Study Indicates Ophthalmologists Can Play a Key Role in Preventing the Onset of MS
According to researchers involved in the CHAMPS study, ophthalmologists can play a crucial role in detecting the earliest signs of multiple sclerosis (MS) and delaying the onset of the disease. Information on CHAMPS (Controlled High-Risk Subjects Avonex MS Prevention Study) was presented as part of the "Hot Topics" session at the American Academy of Ophthalmology meeting this past October.
Researchers reported that treatment with Biogen Inc.'s Avonex (interferon beta-1a) significantly reduces the rate at which high-risk individuals develop clinically definite multiple sclerosis (CDMS).
On the lookout for optic neuritis
The first indication that a person may have MS is a single, clinical, demyelinating event of the optic nerve, spinal cord, or cerebellum/brain stem. High-risk individuals often first experience damage to the optic nerve, which presents as blurry or lost vision. This places ophthalmologists at the front lines in terms of identifying an early sign of MS.
"Nearly 50 percent of individuals who are eventually diagnosed with MS first present with optic neuritis. By then, these individuals already have active MS in the brain," CHAMPS researcher Steven Galetta, M.D., Director, Neuro-Ophthalmology Service and Van Meter Professor of Neurology/Ophthalmology at the University of Pennsylvania Medical Center, told ophthalmologists at the AAO session. "Therefore, it is essential that ophthalmologists recognize optic neuritis as a potential harbinger of MS, even at the very first presentation, and refer at-risk patients for an MRI. These high-risk patients should be identified and treated early with Avonex because there is now evidence that we can delay the onset of the disease and slow its progression."
An MRI can identify patients who are at high-risk for developing MS by revealing clinically silent spots on the brain. A positive MRI indicates a very high chance of a second attack within 2 to 3 years, if left untreated.
"There can be as many as 10 to 12 flare-ups in the brain for each clinical symptom of MS, including optic neuritis," said Lawrence Jacobs, M.D., principal investigator for the CHAMPS study. "MS smolders in the brain, causing permanent damage between the first and second attack."
About the CHAMPS study
The CHAMPS study was a randomized, double blind, placebo-controlled, Phase III clinical trial involving 383 patients determined to have a high probability of developing CDMS based on brain MRI changes and clinical events consistent with MS. Patients received weekly intramuscular injections of either 30 mcg of Avonex or placebo. The study was conducted at 50 clinical centers in the United States and Canada. Findings included:
- The rate of development of CDMS was 44% lower in the Avonex-treated group than in the placebo-treated group.
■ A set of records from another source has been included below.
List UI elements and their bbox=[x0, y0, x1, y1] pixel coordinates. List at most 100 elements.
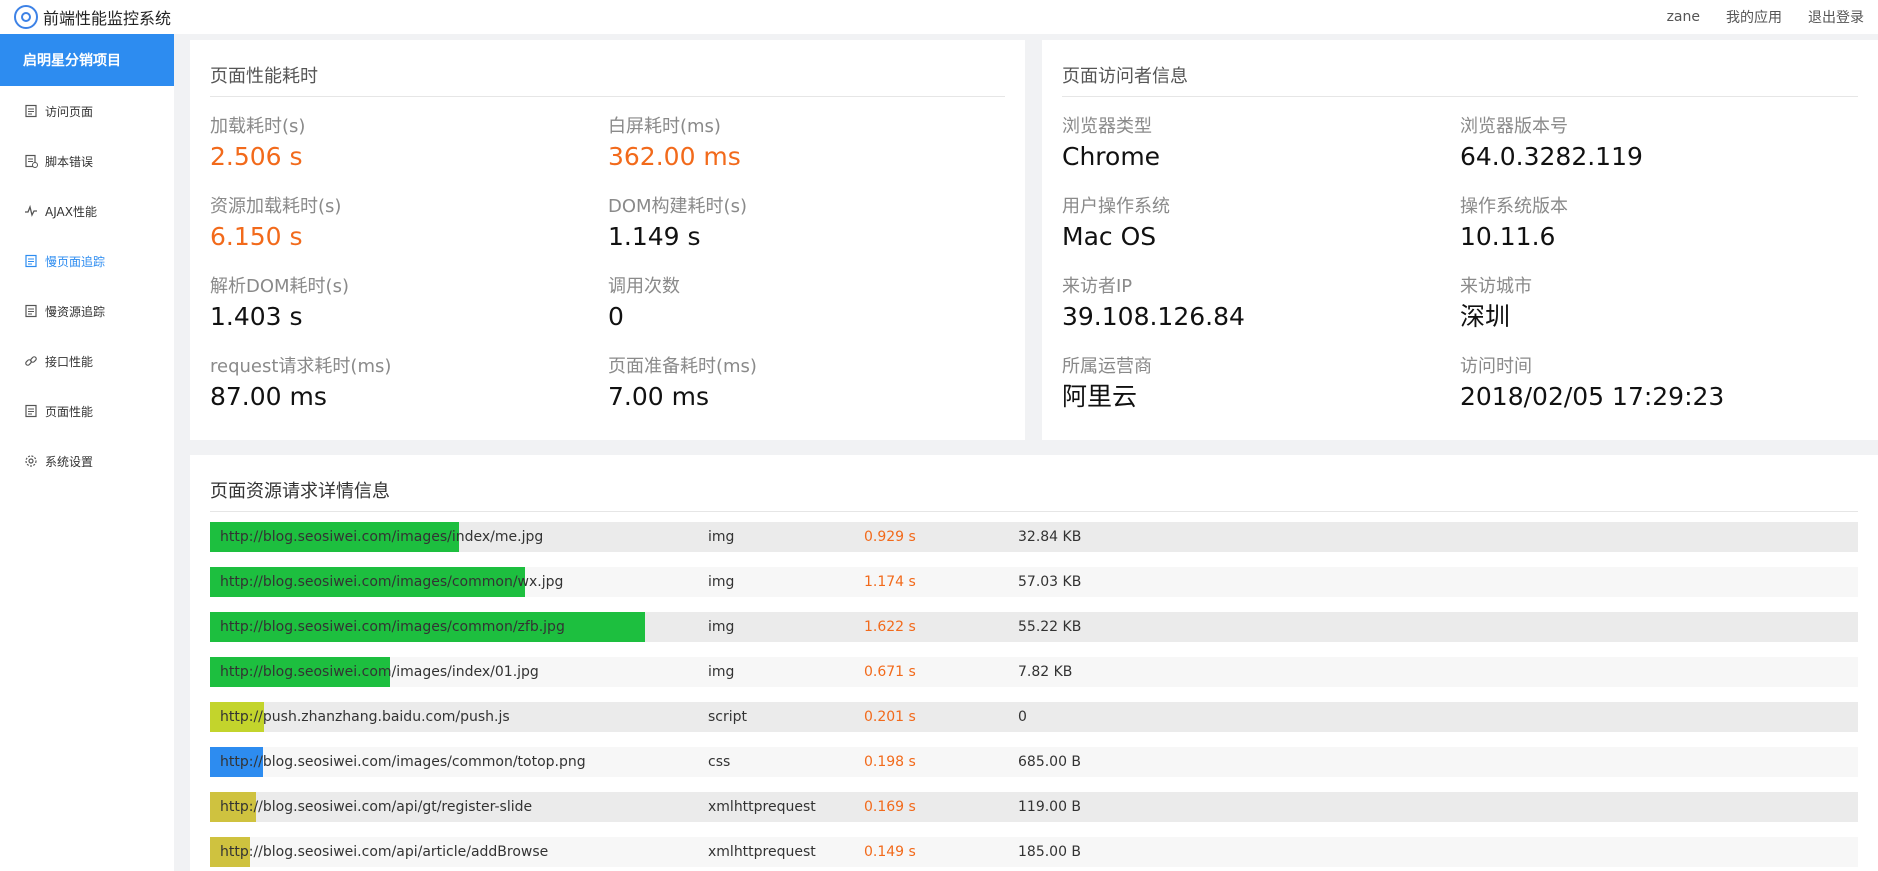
resource-time: 0.929 s bbox=[864, 529, 916, 545]
resource-size: 32.84 KB bbox=[1018, 529, 1082, 545]
performance-stat-value: 2.506 s bbox=[210, 142, 303, 171]
performance-stat: request请求耗时(ms) 87.00 ms bbox=[210, 356, 391, 414]
performance-stat-label: request请求耗时(ms) bbox=[210, 356, 392, 377]
resource-type: css bbox=[708, 754, 731, 770]
performance-stat-value: 362.00 ms bbox=[608, 142, 741, 171]
sidebar-item-2[interactable]: 脚本错误 bbox=[0, 136, 174, 186]
resource-row[interactable]: http://blog.seosiwei.com/images/common/z… bbox=[210, 612, 1858, 642]
resource-type: img bbox=[708, 619, 735, 635]
my-apps-link[interactable]: 我的应用 bbox=[1726, 7, 1782, 27]
visitor-stat-value: 深圳 bbox=[1460, 302, 1511, 331]
visitor-stat-label: 来访城市 bbox=[1460, 276, 1532, 297]
sidebar-item-5[interactable]: 慢资源追踪 bbox=[0, 286, 174, 336]
top-links: zane 我的应用 退出登录 bbox=[1641, 0, 1864, 34]
document-icon bbox=[24, 104, 38, 118]
performance-stat: 加载耗时(s) 2.506 s bbox=[210, 116, 305, 174]
resource-size: 7.82 KB bbox=[1018, 664, 1073, 680]
visitor-stat: 来访者IP 39.108.126.84 bbox=[1062, 276, 1245, 334]
visitor-stat-value: Chrome bbox=[1062, 142, 1161, 171]
sidebar: 启明星分销项目 访问页面脚本错误 AJAX性能慢页面追踪慢资源追踪接口性能页面性能… bbox=[0, 34, 174, 871]
resource-size: 57.03 KB bbox=[1018, 574, 1082, 590]
sidebar-nav: 访问页面脚本错误 AJAX性能慢页面追踪慢资源追踪接口性能页面性能系统设置 bbox=[0, 86, 174, 486]
resource-type: img bbox=[708, 529, 735, 545]
performance-stat: 白屏耗时(ms) 362.00 ms bbox=[608, 116, 741, 174]
resource-url: http://blog.seosiwei.com/images/common/w… bbox=[220, 574, 564, 590]
performance-stat-value: 0 bbox=[608, 302, 624, 331]
performance-stat-value: 1.149 s bbox=[608, 222, 701, 251]
resource-row[interactable]: http://blog.seosiwei.com/images/index/01… bbox=[210, 657, 1858, 687]
resource-row[interactable]: http://blog.seosiwei.com/images/index/me… bbox=[210, 522, 1858, 552]
sidebar-item-label: 页面性能 bbox=[45, 404, 94, 419]
resource-time: 0.149 s bbox=[864, 844, 916, 860]
script-error-icon bbox=[24, 154, 38, 168]
resource-time: 0.198 s bbox=[864, 754, 916, 770]
sidebar-item-1[interactable]: 访问页面 bbox=[0, 86, 174, 136]
resource-time: 1.174 s bbox=[864, 574, 916, 590]
visitor-stat-value: 39.108.126.84 bbox=[1062, 302, 1245, 331]
performance-stat-value: 1.403 s bbox=[210, 302, 303, 331]
sidebar-item-8[interactable]: 系统设置 bbox=[0, 436, 174, 486]
visitor-stat-value: 10.11.6 bbox=[1460, 222, 1556, 251]
logout-link[interactable]: 退出登录 bbox=[1808, 7, 1864, 27]
sidebar-item-label: AJAX性能 bbox=[45, 204, 97, 219]
visitor-card: 页面访问者信息 浏览器类型 Chrome 浏览器版本号 64.0.3282.119 用户… bbox=[1042, 40, 1878, 440]
visitor-stat: 操作系统版本 10.11.6 bbox=[1460, 196, 1568, 254]
visitor-stat-label: 浏览器类型 bbox=[1062, 116, 1152, 137]
visitor-stat-label: 操作系统版本 bbox=[1460, 196, 1568, 217]
visitor-stat-value: 阿里云 bbox=[1062, 382, 1138, 411]
performance-stat-label: 页面准备耗时(ms) bbox=[608, 356, 757, 377]
visitor-stat-label: 用户操作系统 bbox=[1062, 196, 1170, 217]
performance-stat-label: 资源加载耗时(s) bbox=[210, 196, 342, 217]
user-link[interactable]: zane bbox=[1667, 9, 1700, 25]
visitor-card-title: 页面访问者信息 bbox=[1062, 66, 1188, 87]
divider bbox=[210, 96, 1005, 97]
resource-type: xmlhttprequest bbox=[708, 844, 816, 860]
resource-row[interactable]: http://push.zhanzhang.baidu.com/push.js s… bbox=[210, 702, 1858, 732]
performance-stat: DOM构建耗时(s) 1.149 s bbox=[608, 196, 747, 254]
performance-stat-label: 白屏耗时(ms) bbox=[608, 116, 721, 137]
sidebar-item-label: 访问页面 bbox=[45, 104, 94, 119]
visitor-stat-label: 所属运营商 bbox=[1062, 356, 1152, 377]
project-selector[interactable]: 启明星分销项目 bbox=[0, 34, 174, 86]
performance-stat: 解析DOM耗时(s) 1.403 s bbox=[210, 276, 349, 334]
resource-time: 0.169 s bbox=[864, 799, 916, 815]
visitor-stat-label: 来访者IP bbox=[1062, 276, 1133, 297]
performance-stat: 调用次数 0 bbox=[608, 276, 680, 334]
resource-row[interactable]: http://blog.seosiwei.com/api/article/add… bbox=[210, 837, 1858, 867]
link-icon bbox=[24, 354, 38, 368]
resource-type: xmlhttprequest bbox=[708, 799, 816, 815]
visitor-stat-value: 64.0.3282.119 bbox=[1460, 142, 1643, 171]
visitor-stat: 浏览器类型 Chrome bbox=[1062, 116, 1160, 174]
sidebar-item-label: 脚本错误 bbox=[45, 154, 94, 169]
resource-url: http://blog.seosiwei.com/images/common/t… bbox=[220, 754, 586, 770]
brand[interactable]: 前端性能监控系统 bbox=[0, 0, 171, 34]
sidebar-item-3[interactable]: AJAX性能 bbox=[0, 186, 174, 236]
document-icon bbox=[24, 404, 38, 418]
sidebar-item-6[interactable]: 接口性能 bbox=[0, 336, 174, 386]
resource-time: 1.622 s bbox=[864, 619, 916, 635]
sidebar-item-label: 慢资源追踪 bbox=[45, 304, 106, 319]
performance-stat-value: 87.00 ms bbox=[210, 382, 327, 411]
visitor-stat-value: 2018/02/05 17:29:23 bbox=[1460, 382, 1725, 411]
performance-stat-value: 6.150 s bbox=[210, 222, 303, 251]
sidebar-item-7[interactable]: 页面性能 bbox=[0, 386, 174, 436]
sidebar-item-label: 系统设置 bbox=[45, 454, 94, 469]
sidebar-item-label: 接口性能 bbox=[45, 354, 94, 369]
performance-card-title: 页面性能耗时 bbox=[210, 66, 318, 87]
visitor-stat-label: 浏览器版本号 bbox=[1460, 116, 1568, 137]
divider bbox=[1062, 96, 1858, 97]
resource-url: http://blog.seosiwei.com/api/gt/register… bbox=[220, 799, 533, 815]
performance-card: 页面性能耗时 加载耗时(s) 2.506 s 白屏耗时(ms) 362.00 ms 资源… bbox=[190, 40, 1025, 440]
sidebar-item-4[interactable]: 慢页面追踪 bbox=[0, 236, 174, 286]
resource-row[interactable]: http://blog.seosiwei.com/api/gt/register… bbox=[210, 792, 1858, 822]
resource-card: 页面资源请求详情信息 http://blog.seosiwei.com/imag… bbox=[190, 455, 1878, 871]
visitor-stat: 访问时间 2018/02/05 17:29:23 bbox=[1460, 356, 1724, 414]
resource-size: 119.00 B bbox=[1018, 799, 1082, 815]
app-logo-icon bbox=[14, 5, 38, 29]
resource-row[interactable]: http://blog.seosiwei.com/images/common/w… bbox=[210, 567, 1858, 597]
resource-url: http://blog.seosiwei.com/images/index/me… bbox=[220, 529, 544, 545]
performance-stat-value: 7.00 ms bbox=[608, 382, 709, 411]
performance-stat-label: 调用次数 bbox=[608, 276, 680, 297]
performance-stat-label: 加载耗时(s) bbox=[210, 116, 306, 137]
resource-row[interactable]: http://blog.seosiwei.com/images/common/t… bbox=[210, 747, 1858, 777]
- The increase in brain MRI T2 lesion volume was 91% lower in the Avonex-treated group than in the placebo-treated group.
- With the results of this study showing a strong benefit of Avonex treatment at the time of the first clinical event, there is added justification for obtaining brain MRIs at the earliest symptoms of MS. Previously, MRIs were considered useful in predicting the possibility of developing CDMS but were not considered necessary because they wouldn't affect treatment and patient management.
Helping to shape standard of care
"To date, there are no accepted guidelines for treating patients who have experienced a single MS-like attack but who have not yet developed clinically definite MS," Dr. Galetta said. "This study is extremely important because it indicates that initiating therapy with Avonex in high-risk patients at the first sign of optic neuritis, or other neurological symptoms, with silent MRI lesions can significantly delay the development of the disease."